Impatienté du retard, je m'écriai, comme j'en
avais reçu l'autorisation : «Au nom du roi,
ouvrez !» On obéit à un ordre ainsi
formulé ; nous entrâmes pêle-mêle et
en toute hâte, hommes et mules, dans la cuisine qui
était au rez-de-chaussée, et nous nous
empressâmes d'éteindre les lumières, afin
de ne pas éveiller les soupçons des bandits qui
nous cherchaient. Nous les entendîmes, en effet, passer
et repasser près de la maison, vociférant de
toute la force de leurs poumons contre leur mauvaise chance.

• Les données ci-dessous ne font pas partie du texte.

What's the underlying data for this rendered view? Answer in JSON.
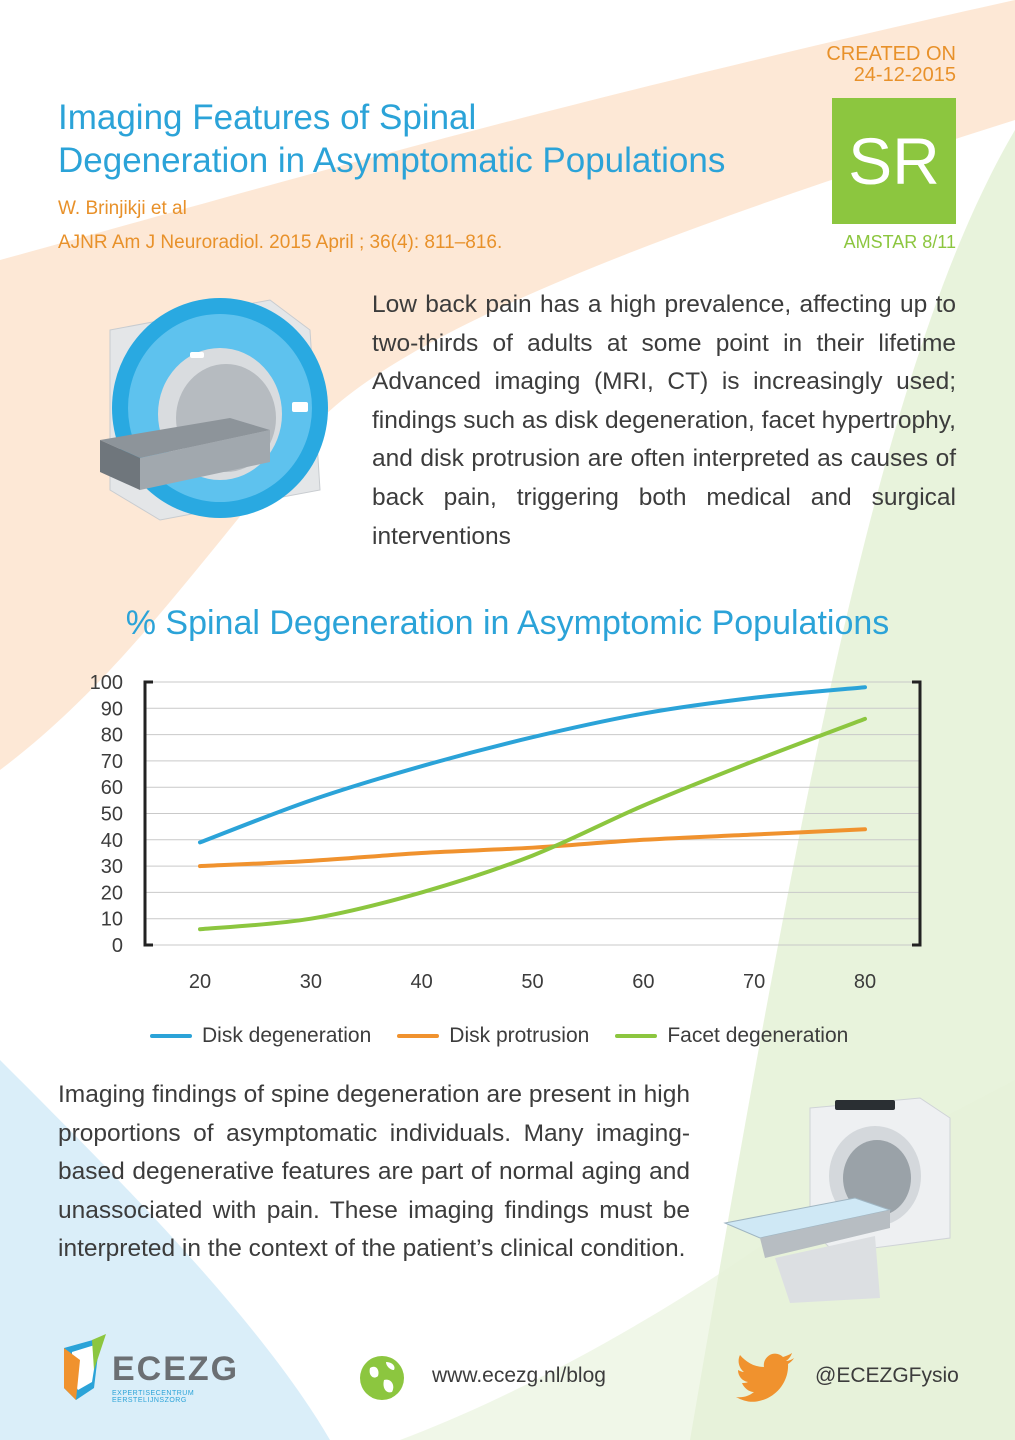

Nous ne quittâmes cette maison isolée qu'au
grand jour, et nous continuâmes notre route pour
Tortose, non sans avoir donné une récompense
convenable à nos hôtes. Je voulus savoir par
quelles circonstances providentielle ils avaient tenu une
lampe allumée à une heure indue. «C'est,
me dirent-ils, que nous avions tué un cochon dans la
journée, et que nous nous occupions de la
préparation du boudin.» Faites vivre le cochon
un jour de plus ou supprimez les boudins, je ne serais
certainement plus de ce monde, et je n'aurais pas l'occasion
de raconter l'histoire des voleurs d'Oropeza.